We observed significantly elevated levels of the UreABC urease holoenzyme. Intriguingly, Y. pestis is phenotypically urease-negative due to a single base insertion in the cryptic ureD gene, which introduces a premature stop codon [69] in the metallochaperone protein required for inserting a nickel ion to form a mature holoenzyme. Since a reversion of ureD is possible, and since we observed elevated UreABC levels, we sequenced ureD using Sanger sequencing and tested laboratory-adapted strains using an agar-based urease assay (Beckton-Dickenson). Neither a reversion to full-length ureD nor urease-positive phenotypes were observed. However, our proteomic results unambiguously show that the ureABC genes are not only transcribed and translated, but also are upregulated during long-term laboratory cultivation on BHI.

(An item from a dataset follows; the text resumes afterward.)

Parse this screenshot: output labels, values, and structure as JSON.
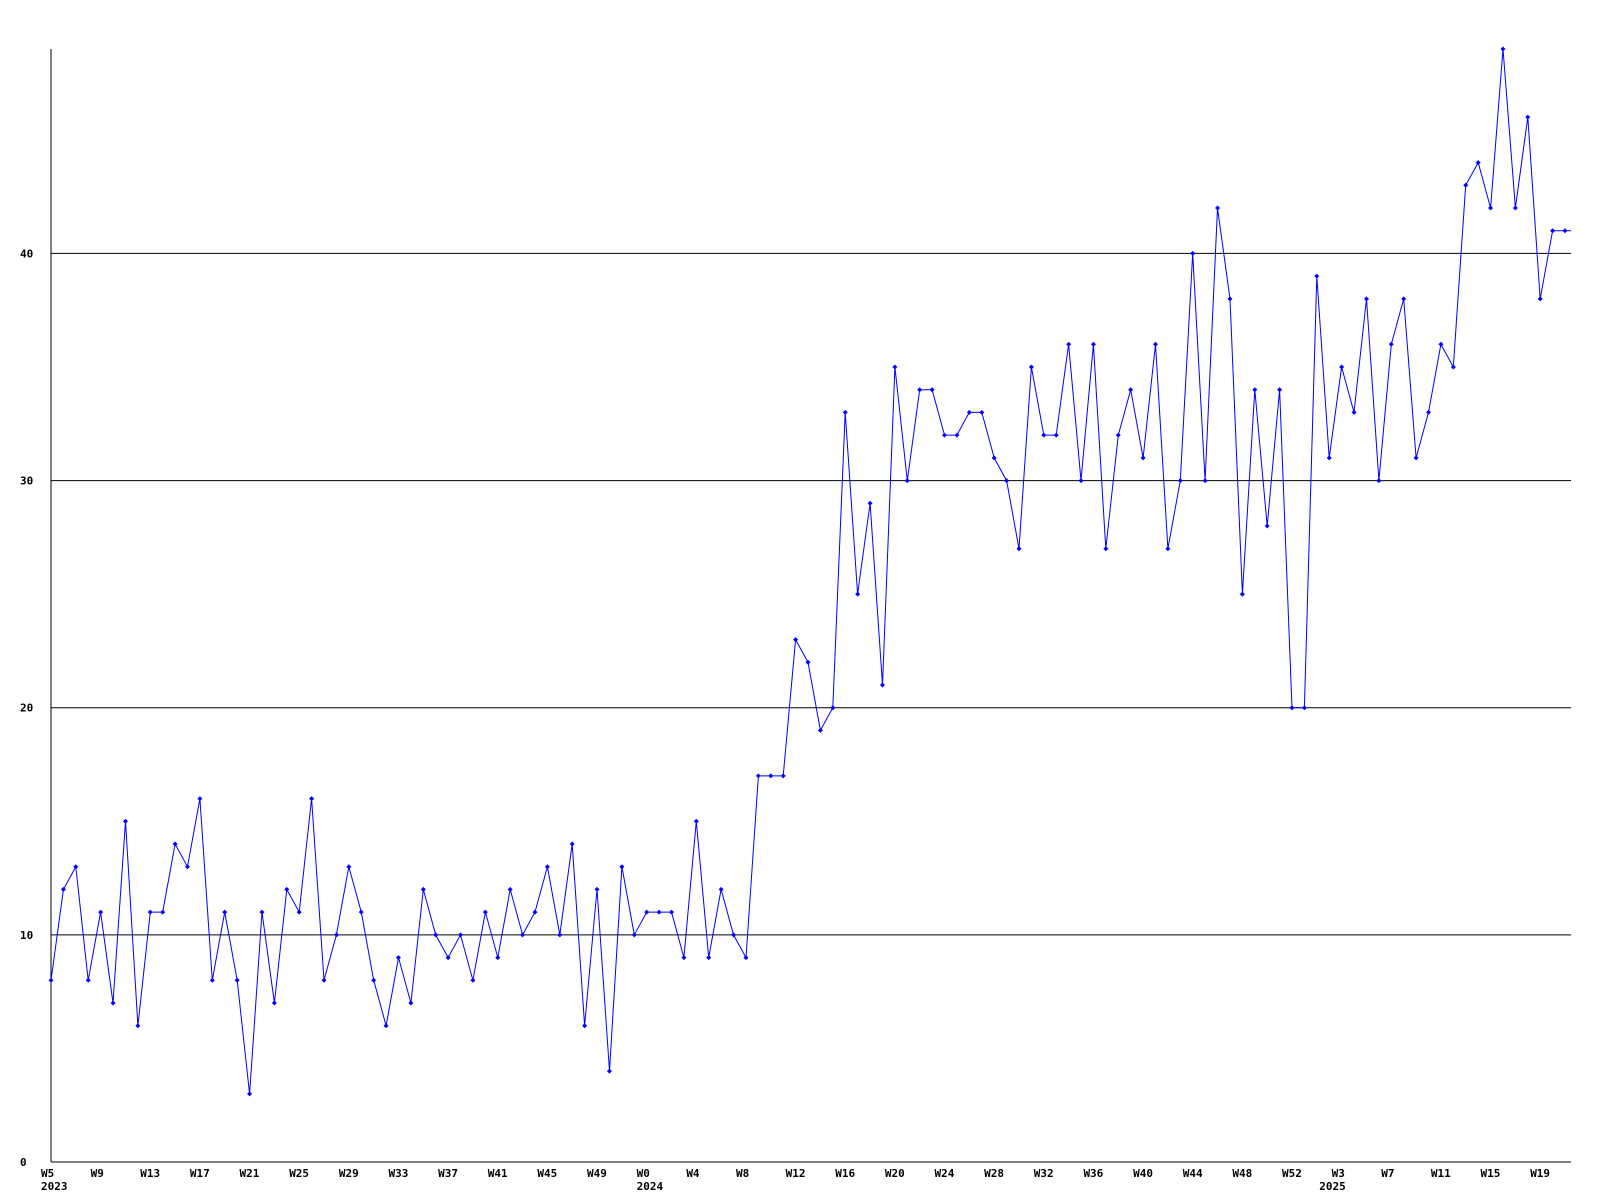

The power of combining genomic with proteomic analyses was particularly highlighted when we examined the connection between mutant PepA and elevated putrescine levels. CarAB catalyzes the conversion of L-glutamine to L-glutamate and carbamoylphosphate. Carbamoylphosphate can enter the urea cycle by reacting with ornithine to form arginine. Because the urea cycle in Y. pestis is blocked by the lack of arginase, the cells convert arginine to agmatine via arginine decarboxylase. Agmatine is ultimately converted to putrescine by the successive action of agmatine deaminase and N-carbamoyl putrescine decarboxylase. We hypothesize that Y. pestis cells use putrescine and possibly other polyamine compounds as nitrogen sinks during growth on amino nitrogen-rich compounds, and that this use drives the fixation of mutations such as we observed in pepA (Fig 2). This fits generally with the differences between BHI and mammalian/flea host environments, although the lack of knowledge of basic Y. pestis physiology leaves some of the details unclear. BHI is particularly rich in nitrogen, containing 0.31 moles nitrogen per 1 mole carbon, and after growth in BHI this ratio is further decreased in Y. pestis biomass (Kreuzer, unpublished data). Nitrogen in BHI is supplied mostly in the form of oligopeptides and amino acids. Since glucose is rapidly depleted during exponential phase growth, cells growing on BHI would presumably need to use amino acids as a carbon source by the time the culture reaches stationary phase. It is therefore reasonable to speculate that an increased ability to use amino acid carbon backbones for energy and biomass by stripping them of their amino groups would be advantageous in BHI. Free amines could then ultimately be stored as polyamine compounds such as putrescine.

This PSPE showed that alterations in global nitrogen metabolism, especially alterations in amino acid biosynthesis, are key adaptations to growth in the laboratory (Table 3). Mechanisms of global nitrogen metabolism in enterobacteria have been described, although they come primarily from studies of E. coli, Klebsiella, and Salmonella [92, 93], and are not well understood in Y. pestis. Y. pestis differs fundamentally from E. coli and Klebsiella. First Y. pestis does not possess the nitrogen assimilation control (NAC) gene, which encodes a secondary transcription factor implicated in global response to intracellular nitrogen [92]. A BLAST search of the entire Uniprot database using K. pneumonia NAC failed to yield any hits to any Yersinia species. Second, Y. pestis lacks several key enzymes active in the downstream metabolism of amino acids and nitrogenous compounds: aspartase, arginase, and urease. Thus, models of nitrogen metabolism built using other enterobacteria may not be fully applicable when interpreting data from Y. pestis. Future work should be geared towards closing this knowledge gap.